Acrylic works in progress by Beth Bower
It’s the third morning, midway through Zoë Cohen’s Abstract Investigations: Color and Composition workshop, and some of the participants have snuck into the studio an hour early.
“I’m going to be bold and add another layer,” Louise Myers shares, studying her canvases in progress from the day before in fresh light. I hold back a gasp of delight as she charges her brayer with grassy paint and unhesitatingly applies a wide swath that evokes the sensation of lying down on a soft lawn and gazing up at the unknown.
The playful risk taking continues as Zoë welcomes everyone back and sketches out the day ahead, describing a threshold in the creative continuum between spontaneous, intuitive mark-making and more deliberate action, simplification and choice.
“When my daughter was in kindergarten, I got invited to help teach art,” Zoe begins. “The thing about kindergartners is that they don’t judge themselves or what they make… they’re free of those adult self-doubts we struggle to let go of. All painting is visual language,” Zoë continues," and abstraction is a language all its own. As painters, we have existential angst: why do any of us do this? For me, when I paint in the abstract, I’m creating a visual representation of the unseen world… the presence of all our senses. Whatever we make, we’re communicating something about unseen feelings and sensations.”
Later in the morning, reflecting on Zoë’s insights and looking ahead to the arc of my day which will include a visit to Sitka’s K-8 summer enrichment camp at Nestucca Valley Grade School, I ask adult workshop participant Erika Wolfe if she feels connected to her young self when she paints in the abstract. “Oh yes!” Erika affirms. “For a long time, I didn’t do art, and I had this… cowering feeling… like I had lost my excitement for life.” She goes on to describe how taking art workshops helped her to get back in touch with her imagination and inventive nature and to set up her own studio.

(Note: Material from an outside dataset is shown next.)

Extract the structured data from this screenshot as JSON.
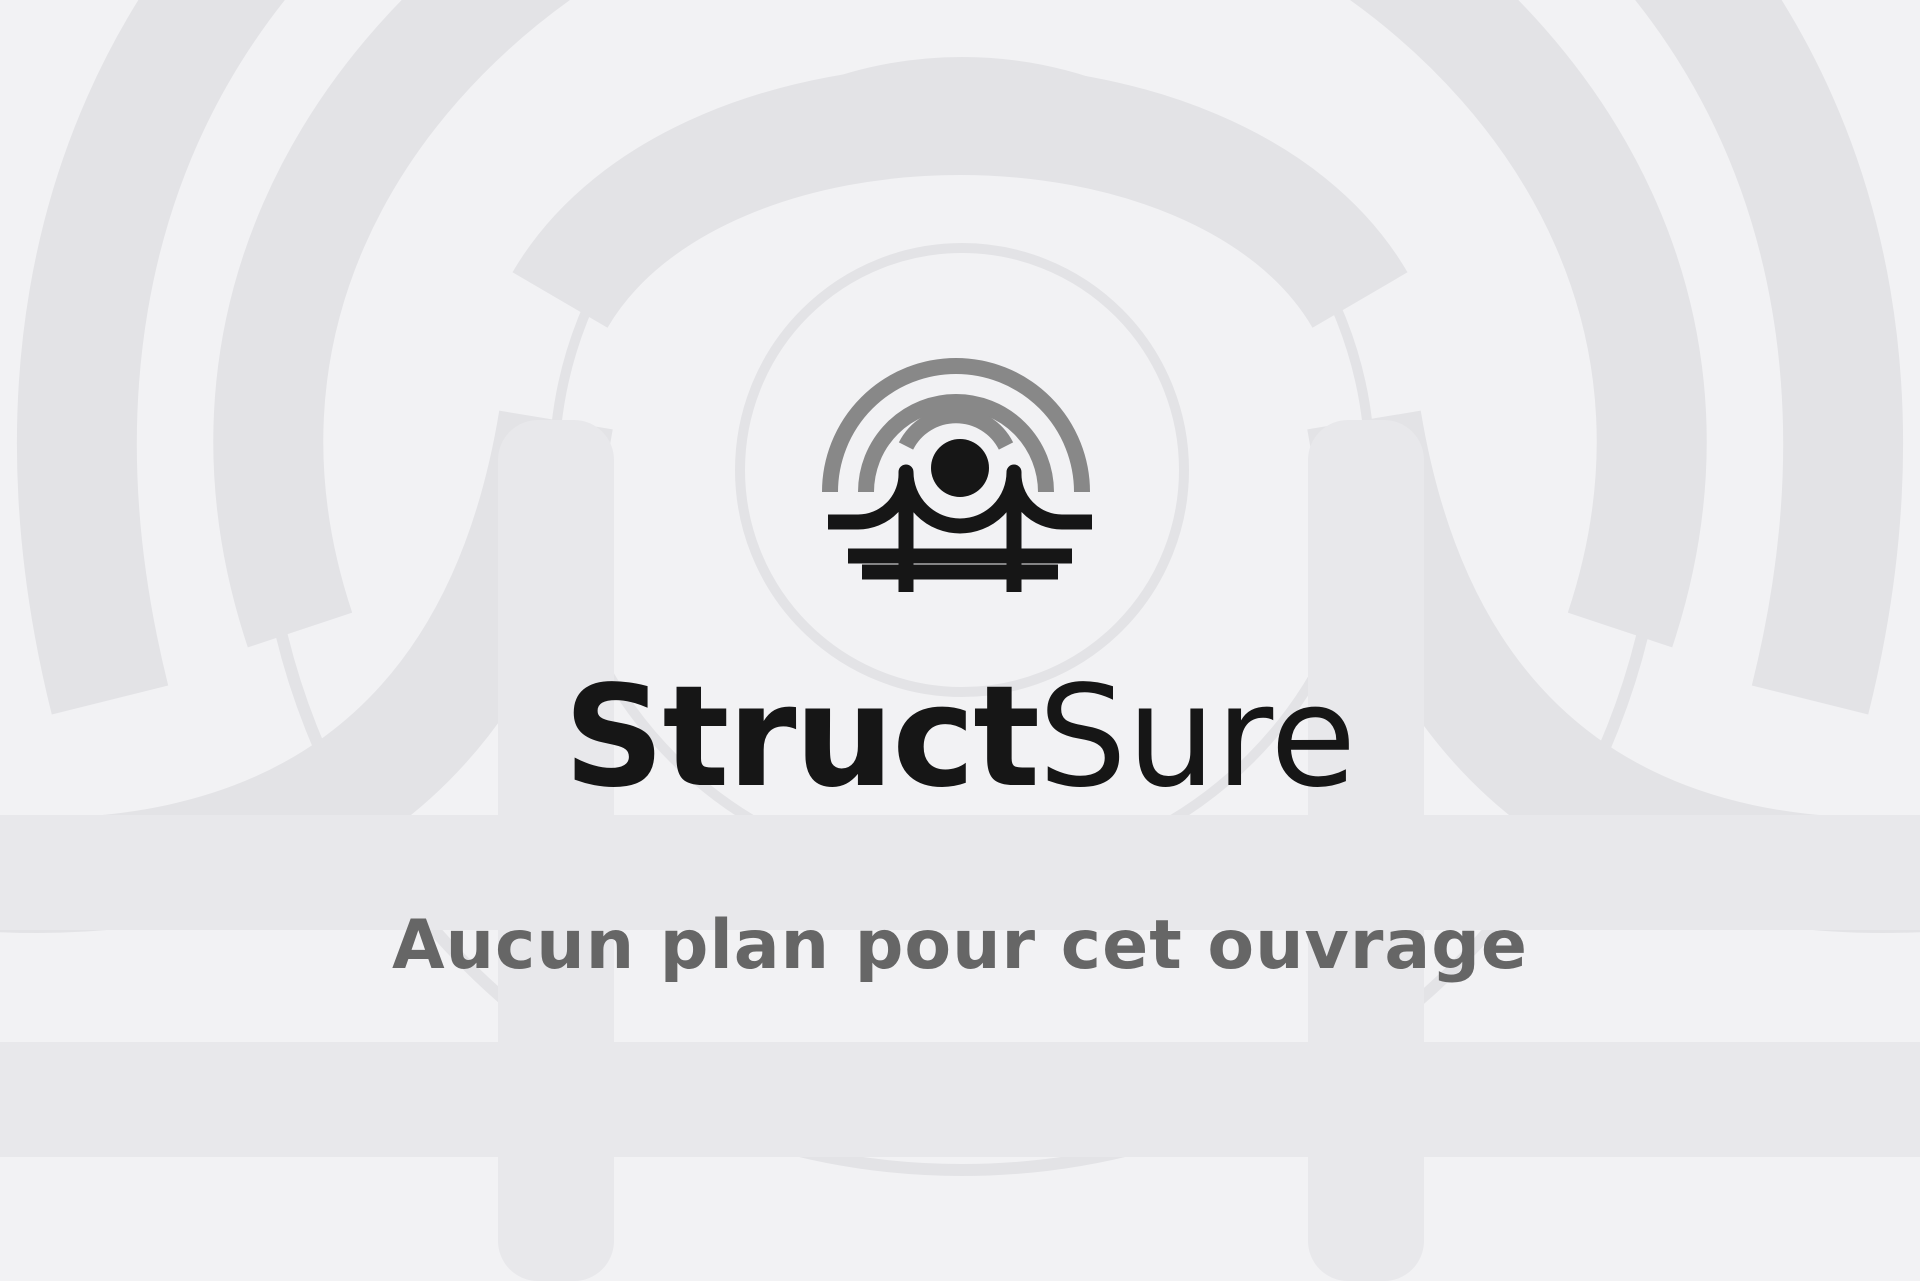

In the afternoon I visit Sitka’s youth art day camp in action where Sullivan, an eight-year-old at work on a mosaic, invites me inside his own artistic process. His words build on Zoë’s wisdom and affirm Erika’s creative rebirth. “At first I thought I’d try to make something that you could tell what it is, you know, like a fish, but then I decided to make an abstract,” Samuel explains as he spreads grout like frosting into the cracks of his design. “When I make an abstract, I don’t get frustrated. I just feel. I just do what I want, and it turns into a scribbly, color-y masterpiece.”
My colleague Nancy Newman wrote a beautiful reflection on her first Sitka workshop experiences and "creative bravery," which is included in this newsletter. Also included is a photo essay curated by Nicola Harrison with side-by-side images from our adult and youth workshops. (Donations supporting Sitka's Youth Arts program this summer will be matched three dollars to one through the Oregon Department of Education.)
Whether you have an active artistic practice or are finding the courage to play with paint or clay or words for the first time, I hope you explore the unseen world and make a scribbly, color-y masterpiece or twenty this summer, and I hope you are as proud as I am that Sitka is now serving artists of all ages.